6

En los días antes de su marcha a Hamar, Arne estaba en su casa, en Finsbrekken. Su madre y sus hermanas preparaban sus ropas.

La víspera de su marcha, a caballo, hacia el sur fue a Joerungaard a despedirse. Preguntó en voz baja a Cristina si querría encontrarse con él en el camino, al sur de Laugarbru, la noche siguiente.

—Quisiera que estuviéramos de acuerdo los dos, por ser la última vez que nos veremos —dijo—. Si crees que es pedirte mucho, piensa que nos hemos criado juntos, como hermanos —añadió al ver que Cristina dudaba un poco, antes de contestarle.

Entonces ella le prometió ir si se podía escapar de casa. A la mañana siguiente nevaba, pero durante el día llovió y pronto campos y caminos fueron barrizales grises. Jirones de niebla aparecieron flotando sobre el río cayendo a veces y retorciéndose en blancos torbellinos al pie de la montaña; pero el tiempo se ensombreció de nuevo.

Sira Erik vino para ayudar a Lavrans a redactar unas cartas. Bajaron a la habitación del hogar, porque con aquel tiempo resultaba más agradable estar allí que en la gran sala que la estufa llenaba de humo. La madre estaba en Laugarbru donde Ramborg convalecía de unas fiebres sufridas durante el año.

No fue difícil para Cristina abandonar la granja sin ser vista, pero no se atrevió a coger un caballo y se fue a pie. El camino era una pasta de nieve fundida y de hojas secas; el frío húmedo, la muerte y el olor a tierra le hacían un nudo en la garganta y de vez en cuando soplaba una ráfaga de viento, azotando el rostro con su humedad. Bajó su capucha lo más que pudo sobre su cabeza y, sosteniendo el manto cruzado con las dos manos, emprendió una marcha rápida. Tenía un poco de miedo, oía rugir sordamente al río en la pesada atmósfera, y las nubes pasaban negras y desgarradas por encima de las crestas de las montañas. De vez en cuando se detenía, y escuchaba a ver si Arne se aproximaba.

Al poco rato, oyó un ruido de cascos sobre el camino mojado y se detuvo porque se hallaba en un lugar desierto que convendría, así le pareció, para despedirse sin ser molestados.

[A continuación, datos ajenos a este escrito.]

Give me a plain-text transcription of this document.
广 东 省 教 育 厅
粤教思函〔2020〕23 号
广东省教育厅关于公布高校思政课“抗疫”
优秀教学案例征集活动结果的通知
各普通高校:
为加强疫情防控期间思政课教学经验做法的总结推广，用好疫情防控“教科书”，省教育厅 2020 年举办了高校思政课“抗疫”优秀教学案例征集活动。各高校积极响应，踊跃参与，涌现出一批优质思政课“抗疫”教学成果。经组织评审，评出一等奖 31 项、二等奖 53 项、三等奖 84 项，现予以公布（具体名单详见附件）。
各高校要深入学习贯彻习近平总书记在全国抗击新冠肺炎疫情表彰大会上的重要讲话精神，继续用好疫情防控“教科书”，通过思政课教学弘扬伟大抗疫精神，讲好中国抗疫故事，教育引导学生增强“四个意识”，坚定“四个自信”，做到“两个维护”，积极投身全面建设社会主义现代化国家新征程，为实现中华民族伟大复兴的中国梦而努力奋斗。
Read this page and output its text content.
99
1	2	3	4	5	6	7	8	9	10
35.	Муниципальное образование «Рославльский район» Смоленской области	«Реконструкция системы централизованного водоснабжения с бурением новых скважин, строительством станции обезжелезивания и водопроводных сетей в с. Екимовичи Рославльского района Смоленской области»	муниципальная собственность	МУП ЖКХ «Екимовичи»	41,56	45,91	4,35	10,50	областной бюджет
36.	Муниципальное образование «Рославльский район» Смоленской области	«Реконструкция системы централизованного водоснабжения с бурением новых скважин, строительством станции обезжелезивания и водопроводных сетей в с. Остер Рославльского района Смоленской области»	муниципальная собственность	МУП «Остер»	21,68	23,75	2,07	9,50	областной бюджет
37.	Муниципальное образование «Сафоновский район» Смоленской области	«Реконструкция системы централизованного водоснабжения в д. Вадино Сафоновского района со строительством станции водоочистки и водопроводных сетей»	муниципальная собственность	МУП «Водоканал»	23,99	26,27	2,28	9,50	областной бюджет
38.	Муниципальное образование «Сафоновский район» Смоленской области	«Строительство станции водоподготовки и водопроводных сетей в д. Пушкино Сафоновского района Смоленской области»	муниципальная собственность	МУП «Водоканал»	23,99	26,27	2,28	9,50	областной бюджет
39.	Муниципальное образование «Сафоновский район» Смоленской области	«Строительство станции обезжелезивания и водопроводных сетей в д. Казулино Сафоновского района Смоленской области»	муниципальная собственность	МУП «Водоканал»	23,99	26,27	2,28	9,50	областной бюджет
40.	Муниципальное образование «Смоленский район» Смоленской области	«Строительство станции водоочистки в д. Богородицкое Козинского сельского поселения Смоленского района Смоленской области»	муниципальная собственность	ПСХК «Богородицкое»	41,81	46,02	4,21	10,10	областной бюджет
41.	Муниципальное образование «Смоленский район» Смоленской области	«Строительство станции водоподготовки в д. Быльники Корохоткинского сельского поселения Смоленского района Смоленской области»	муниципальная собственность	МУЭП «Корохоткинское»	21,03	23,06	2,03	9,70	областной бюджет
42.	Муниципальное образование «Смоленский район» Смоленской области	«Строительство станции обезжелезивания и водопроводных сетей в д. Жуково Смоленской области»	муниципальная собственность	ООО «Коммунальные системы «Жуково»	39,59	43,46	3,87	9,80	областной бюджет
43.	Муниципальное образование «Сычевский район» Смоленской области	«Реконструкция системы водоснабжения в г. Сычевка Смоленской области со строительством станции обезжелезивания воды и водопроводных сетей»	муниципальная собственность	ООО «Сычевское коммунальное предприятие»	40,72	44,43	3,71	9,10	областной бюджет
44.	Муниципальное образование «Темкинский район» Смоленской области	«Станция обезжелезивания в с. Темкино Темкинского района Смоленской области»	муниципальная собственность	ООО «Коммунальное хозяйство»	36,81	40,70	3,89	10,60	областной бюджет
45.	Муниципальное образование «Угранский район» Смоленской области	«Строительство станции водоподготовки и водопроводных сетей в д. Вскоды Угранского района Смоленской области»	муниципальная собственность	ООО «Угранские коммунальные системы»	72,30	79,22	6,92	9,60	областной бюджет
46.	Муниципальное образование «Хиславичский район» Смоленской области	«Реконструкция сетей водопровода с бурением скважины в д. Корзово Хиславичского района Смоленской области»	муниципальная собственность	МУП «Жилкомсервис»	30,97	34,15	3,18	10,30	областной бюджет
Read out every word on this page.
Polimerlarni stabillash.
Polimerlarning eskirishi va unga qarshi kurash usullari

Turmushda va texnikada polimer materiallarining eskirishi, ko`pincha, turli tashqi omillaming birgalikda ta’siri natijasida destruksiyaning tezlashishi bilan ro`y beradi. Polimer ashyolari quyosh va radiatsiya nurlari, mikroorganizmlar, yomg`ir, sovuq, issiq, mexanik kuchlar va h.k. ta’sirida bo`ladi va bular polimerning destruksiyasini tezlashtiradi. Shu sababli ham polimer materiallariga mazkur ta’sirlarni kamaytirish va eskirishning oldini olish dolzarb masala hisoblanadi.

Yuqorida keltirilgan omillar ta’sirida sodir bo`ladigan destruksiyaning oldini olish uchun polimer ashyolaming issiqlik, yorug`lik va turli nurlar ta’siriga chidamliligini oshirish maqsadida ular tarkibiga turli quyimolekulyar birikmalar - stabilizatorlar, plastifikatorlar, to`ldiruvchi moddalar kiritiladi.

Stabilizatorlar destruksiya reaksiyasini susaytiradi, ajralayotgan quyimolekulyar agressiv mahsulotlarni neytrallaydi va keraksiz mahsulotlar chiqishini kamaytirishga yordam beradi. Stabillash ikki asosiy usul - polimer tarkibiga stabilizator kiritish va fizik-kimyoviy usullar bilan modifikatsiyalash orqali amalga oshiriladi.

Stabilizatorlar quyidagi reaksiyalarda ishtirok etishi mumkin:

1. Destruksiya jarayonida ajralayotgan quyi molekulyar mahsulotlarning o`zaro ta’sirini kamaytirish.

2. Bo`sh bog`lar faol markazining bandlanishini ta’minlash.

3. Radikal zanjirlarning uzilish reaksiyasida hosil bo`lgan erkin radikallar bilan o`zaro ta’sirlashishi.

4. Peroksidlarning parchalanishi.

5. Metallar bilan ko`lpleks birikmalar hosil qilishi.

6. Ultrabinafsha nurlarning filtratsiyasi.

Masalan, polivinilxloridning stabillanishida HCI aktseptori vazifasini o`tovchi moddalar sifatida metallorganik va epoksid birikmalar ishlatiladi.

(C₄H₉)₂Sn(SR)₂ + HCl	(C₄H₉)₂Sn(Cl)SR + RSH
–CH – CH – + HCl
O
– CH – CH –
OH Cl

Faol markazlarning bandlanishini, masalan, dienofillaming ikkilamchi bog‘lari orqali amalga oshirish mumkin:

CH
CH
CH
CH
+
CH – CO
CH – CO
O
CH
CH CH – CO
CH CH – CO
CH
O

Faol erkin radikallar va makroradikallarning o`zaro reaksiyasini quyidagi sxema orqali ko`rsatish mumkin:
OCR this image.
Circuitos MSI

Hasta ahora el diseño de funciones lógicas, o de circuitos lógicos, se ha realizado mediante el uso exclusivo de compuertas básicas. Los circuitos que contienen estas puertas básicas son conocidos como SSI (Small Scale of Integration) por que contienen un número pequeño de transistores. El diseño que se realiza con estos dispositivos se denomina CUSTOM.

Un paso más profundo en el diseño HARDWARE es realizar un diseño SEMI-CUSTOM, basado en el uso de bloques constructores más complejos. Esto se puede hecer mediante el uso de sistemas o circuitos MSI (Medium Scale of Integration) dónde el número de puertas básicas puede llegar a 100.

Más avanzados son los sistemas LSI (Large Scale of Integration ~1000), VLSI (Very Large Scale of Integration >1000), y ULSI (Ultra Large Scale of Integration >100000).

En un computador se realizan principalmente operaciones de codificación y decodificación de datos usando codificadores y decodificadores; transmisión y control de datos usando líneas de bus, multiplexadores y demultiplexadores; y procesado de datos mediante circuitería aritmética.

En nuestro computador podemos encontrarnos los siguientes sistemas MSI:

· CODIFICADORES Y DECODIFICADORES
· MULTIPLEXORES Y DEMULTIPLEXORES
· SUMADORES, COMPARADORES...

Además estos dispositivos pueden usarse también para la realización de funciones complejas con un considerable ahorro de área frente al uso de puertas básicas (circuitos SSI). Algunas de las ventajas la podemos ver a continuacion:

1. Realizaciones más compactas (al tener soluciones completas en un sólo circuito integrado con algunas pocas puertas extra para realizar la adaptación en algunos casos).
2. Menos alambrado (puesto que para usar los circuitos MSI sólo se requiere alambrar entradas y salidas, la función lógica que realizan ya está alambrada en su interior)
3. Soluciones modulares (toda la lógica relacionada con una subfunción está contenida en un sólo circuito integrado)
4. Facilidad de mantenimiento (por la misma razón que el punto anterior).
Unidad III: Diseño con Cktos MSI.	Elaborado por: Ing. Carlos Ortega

Al instante, vio detrás de ella al jinete y Arne saltó del caballo, que llevó de la mano hasta reunirse con ella.

—Has sido buena viniendo con este mal tiempo… —dijo.

—Es mucho peor para ti, que tienes un camino tan largo que recorrer a caballo. ¿Y por qué te vas tan tarde, por la noche?

—Jon me ha permitido pasar la tarde en Loptsgaard —contestó Arne—. Me pareció que te sería más fácil venir a esta hora.

Permanecieron un instante en silencio. Cristina se daba cuenta de que, hasta entonces, no había visto lo guapo que era Arne. Llevaba un casco de acero bruñido y por encima una caperuza de lana que le enmarcaba el rostro y descansaba en los hombros; su cara delgada resaltaba así clara y hermosa. Su coraza de cuero estaba vieja, manchada de orín y arañada por la cota de malla que había sido llevaba por encima. Arne había heredado la coraza de su padre, pero modelaba su cuerpo esbelto, fuerte y ágil. Arne llevaba también una lanza en la mano y una espada al cinto. Las otras armas estaban en el arzón de la silla. Era un hombre hecho y derecho, aunque de aspecto muy joven.

Cristina apoyó la mano en el hombro de Arne y dijo:

—¿Te acuerdas, Arne, de que una vez me preguntaste si te encontraba tan buen mozo como Simón Andressoen? Ahora puedo decirte, antes de que nos separemos, que lo superas en belleza y modales aunque la gente que da importancia a la riqueza y al nacimiento pretendan que él está por encima de ti.

—¿Por qué me dices eso? —preguntó Arne conteniendo el aliento.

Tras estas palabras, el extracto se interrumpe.